The use of a common object to strike a universal chord could also be observed in Bipasha Hayat’s Embedded Memories and their Shadows (2018), a piece which takes up a Subodh Gupta-styled celebration of the mundane. Hayat hangs various common objects, such as a hairdryer, a cooking pot, a TV, a bag—all painted in black—to represent the clutter of details resting in one’s unconscious mind. What I find interesting about this piece is the reminder that memory is “embedded” in our materialist culture—at least for individuals in post-colonial, late-capitalist societies who tend to form meaning through exchange of commodity.

Next to these two works, a smaller gallery hosts Bindu Bishorgo, a project curated by Bishwajit Goswami which brings together 12 young artists with a common theme of developing aesthetics in relation to socio-ecological and political landscapes. The artists then imagined, explored, and portrayed the state of their surrounding within the limits of their chosen discipline. Prosun Haldar’s Situation or Compromisation (2018) is reminiscent of Kehinde Wiley’s subversive portraits—except further complicated through its animalisation of classic motifs such as of Mary and Baby Jesus. Kuntal Barai’s gridded painting on the gallery’s ceiling, titled Displaced (2018) dapples, with concepts of (controlled) space and how it can manufacture the viewing experience. Kutubul Ismal Ovi’s micro-sculptures on pencil graphite plays on the manipulation and subversion of scale that can direct the viewer’s focus as per the artist’s will.

Bindu Bishorgo is exciting from an art-historical perspective due to its research-based and academic approach to the fine arts—something I have been dismissing as elitist hullaballoo thus far. But what makes this academic art still enjoyable is the curator’s ability to contextualise what may be otherwise difficult concepts. A curatorial framework guides how this joint-exhibition can be viewed by providing textual accompaniments, photo archives of the art process, and video compilation of artists’ statements—although it must be noted that it was all in English—which help visitors understand what the art projects may stand for, thus, making the viewing experience more enriching.

Bindu Bishorgo’s curatorial style is appreciable considering how many of the other galleries were curated, or not curated, if I may say. Some of the galleries in the Biennale were simply clusters of frames and canvases while most lacked any curatorial note or wall text. Especially when viewing art in its abstract and surreal forms, the lack of contextualisation exhibits the alienating “art for art’s sake” approach and overlooks public art’s social function. This begs a deep question from the Biennale at large: what is the purpose of this extravagant affair of art and culture then?

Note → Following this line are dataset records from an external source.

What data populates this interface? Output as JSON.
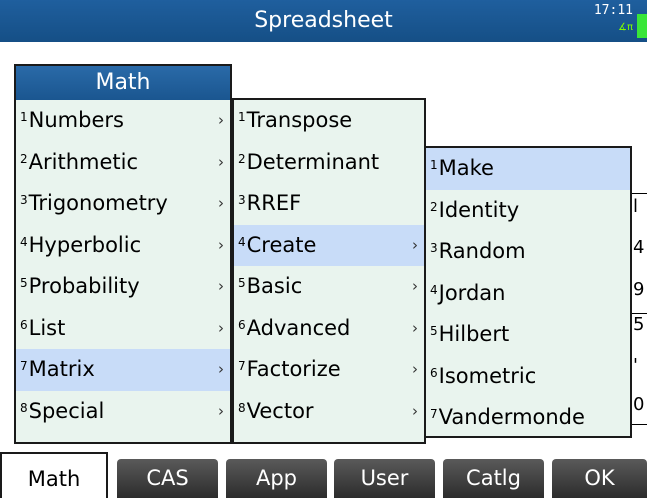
{
  "window": {
    "title": "Spreadsheet",
    "clock": "17:11",
    "angle_indicator": "∡π"
  },
  "menu_main": {
    "header": "Math",
    "items": [
      {
        "num": "1",
        "label": "Numbers",
        "arrow": "›"
      },
      {
        "num": "2",
        "label": "Arithmetic",
        "arrow": "›"
      },
      {
        "num": "3",
        "label": "Trigonometry",
        "arrow": "›"
      },
      {
        "num": "4",
        "label": "Hyperbolic",
        "arrow": "›"
      },
      {
        "num": "5",
        "label": "Probability",
        "arrow": "›"
      },
      {
        "num": "6",
        "label": "List",
        "arrow": "›"
      },
      {
        "num": "7",
        "label": "Matrix",
        "arrow": "›"
      },
      {
        "num": "8",
        "label": "Special",
        "arrow": "›"
      }
    ],
    "selected": "Matrix"
  },
  "menu_matrix": {
    "items": [
      {
        "num": "1",
        "label": "Transpose",
        "arrow": ""
      },
      {
        "num": "2",
        "label": "Determinant",
        "arrow": ""
      },
      {
        "num": "3",
        "label": "RREF",
        "arrow": ""
      },
      {
        "num": "4",
        "label": "Create",
        "arrow": "›"
      },
      {
        "num": "5",
        "label": "Basic",
        "arrow": "›"
      },
      {
        "num": "6",
        "label": "Advanced",
        "arrow": "›"
      },
      {
        "num": "7",
        "label": "Factorize",
        "arrow": "›"
      },
      {
        "num": "8",
        "label": "Vector",
        "arrow": "›"
      }
    ],
    "selected": "Create"
  },
  "menu_create": {
    "items": [
      {
        "num": "1",
        "label": "Make"
      },
      {
        "num": "2",
        "label": "Identity"
      },
      {
        "num": "3",
        "label": "Random"
      },
      {
        "num": "4",
        "label": "Jordan"
      },
      {
        "num": "5",
        "label": "Hilbert"
      },
      {
        "num": "6",
        "label": "Isometric"
      },
      {
        "num": "7",
        "label": "Vandermonde"
      }
    ],
    "selected": "Make"
  },
  "sheet_partial": [
    "l",
    "4",
    "9",
    "5",
    "'",
    "0"
  ],
  "softkeys": [
    {
      "label": "Math",
      "active": true
    },
    {
      "label": "CAS",
      "active": false
    },
    {
      "label": "App",
      "active": false
    },
    {
      "label": "User",
      "active": false
    },
    {
      "label": "Catlg",
      "active": false
    },
    {
      "label": "OK",
      "active": false
    }
  ],
  "colors": {
    "title_bar": "#1a5690",
    "menu_bg": "#e9f4ee",
    "selection": "#c8dcf8",
    "softkey": "#3a3a3a"
  }
}
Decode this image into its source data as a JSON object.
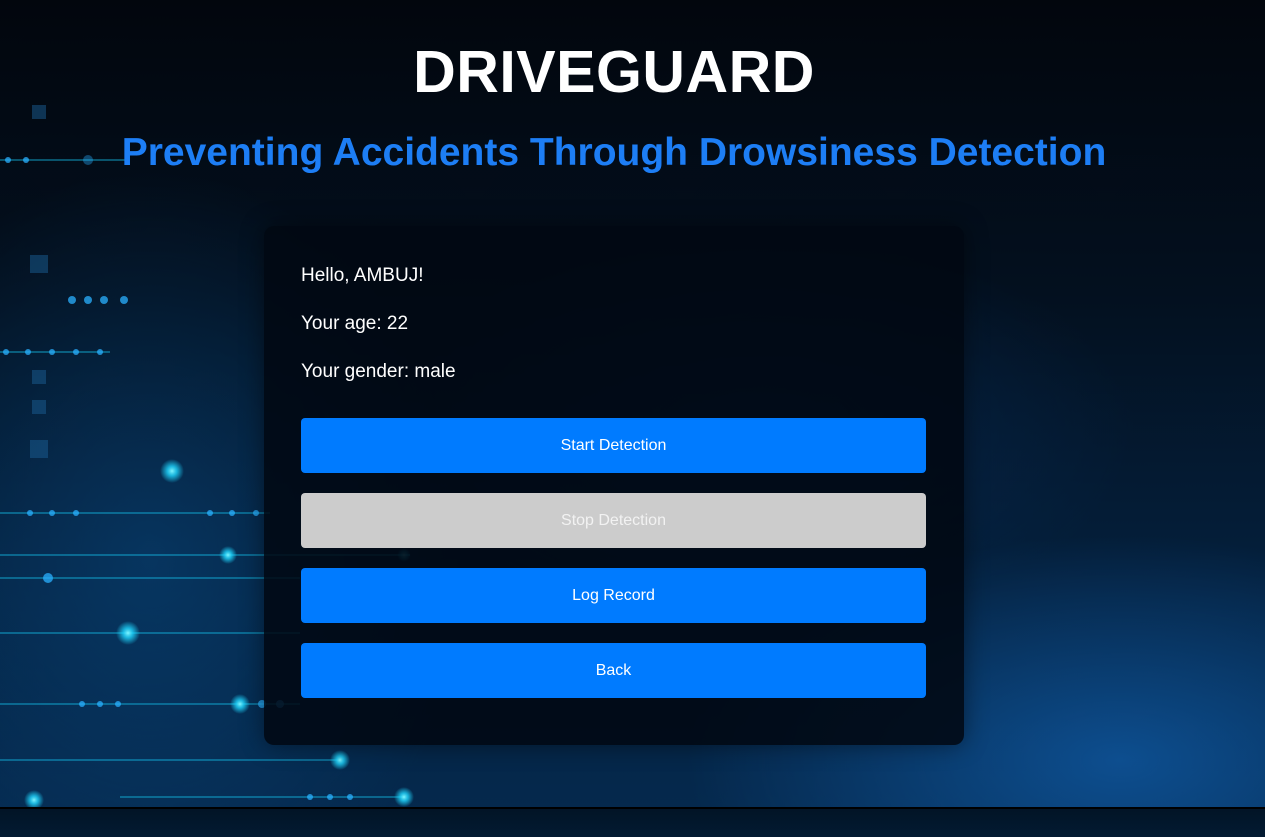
{
  "header": {
    "title": "DRIVEGUARD",
    "subtitle": "Preventing Accidents Through Drowsiness Detection"
  },
  "user": {
    "greeting": "Hello, AMBUJ!",
    "age_line": "Your age: 22",
    "gender_line": "Your gender: male"
  },
  "actions": {
    "start_label": "Start Detection",
    "stop_label": "Stop Detection",
    "log_label": "Log Record",
    "back_label": "Back"
  },
  "colors": {
    "primary_button": "#007bff",
    "disabled_button": "#cccccc",
    "subtitle": "#1d7ef5",
    "card_background": "#010812"
  }
}
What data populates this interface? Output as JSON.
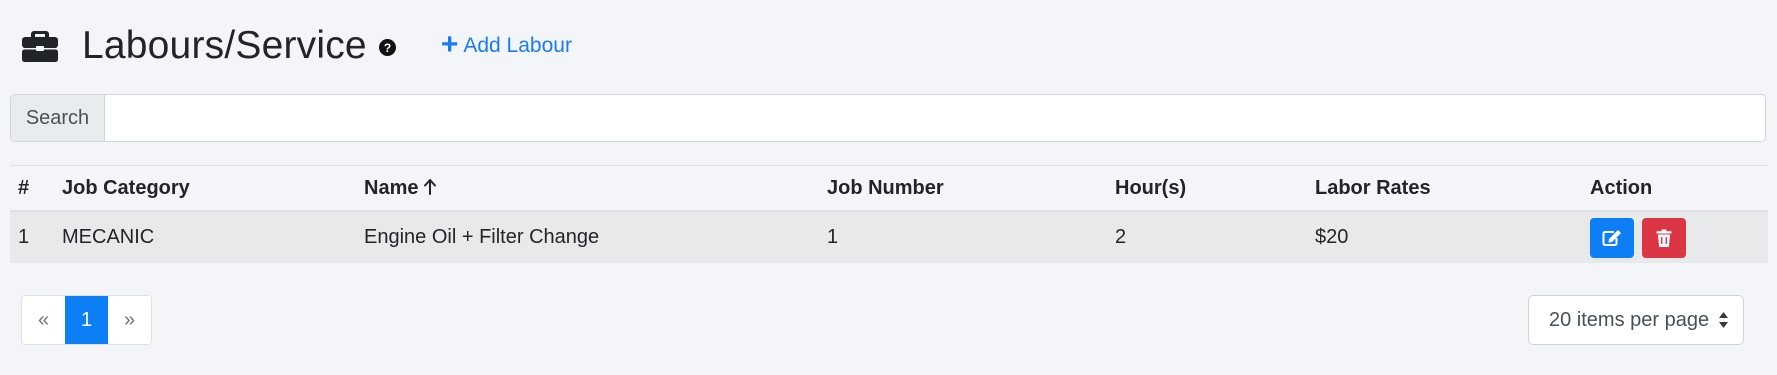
{
  "header": {
    "title": "Labours/Service",
    "add_label": "Add Labour",
    "add_icon": "+"
  },
  "search": {
    "label": "Search",
    "value": "",
    "placeholder": ""
  },
  "table": {
    "columns": [
      "#",
      "Job Category",
      "Name",
      "Job Number",
      "Hour(s)",
      "Labor Rates",
      "Action"
    ],
    "sorted_column": "Name",
    "sort_direction": "ascending",
    "rows": [
      {
        "index": "1",
        "job_category": "MECANIC",
        "name": "Engine Oil + Filter Change",
        "job_number": "1",
        "hours": "2",
        "labor_rates": "$20"
      }
    ]
  },
  "pagination": {
    "prev": "«",
    "pages": [
      "1"
    ],
    "current": "1",
    "next": "»"
  },
  "per_page": {
    "label": "20 items per page"
  },
  "colors": {
    "accent": "#0d7ef5",
    "link": "#1a7cf0",
    "danger": "#dc3545",
    "background": "#f4f5f8"
  }
}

Sometimes it feels as though the Biennale is a navel-grazing moment for artists to impress their peers and uphold the traditional gateways of creative and intellectual elitism. Other times, it feels that the summit is for foreigners, banking on local artists to establish a market of some kind—fetching a price tag for the “Bangladesh” label—that can help art collectors profit on their investments. In both times, the conversation is restricted to the privileged classes and that is apparent in how the exhibitions are curated—be it separate washrooms for foreigners, the emphasis on form and theory, having mostly non-interactive art, the printing of submissions and proposals as wall-texts, wall-texts written only in English, or no wall-texts at all! The middle ground for a two-way education or engagement with the plainsman often dies down amidst the fanfare of grand-scale, appreciation-centric art projects in these huge exhibitions.

It is not to say that the Biennale is completely exclusive and selective. Quite the opposite. The best part of the Biennale is how open it is to a non-art audience. The state-sponsored Asian Art Biennale, revived under new leadership, is a riveting platform for artists to introduce their aesthetical and ideological projects to a wider audience. My only concern is, do they actually want to do that?

This is not an exhaustive list, and neither are the mentioned titles the only notable artworks. It is beyond the scope of this article to explore all note-worthy projects.

18th Asian Art Biennale runs September 1-30, 2018 at Shilpakala National Art Gallery from 11am-8pm.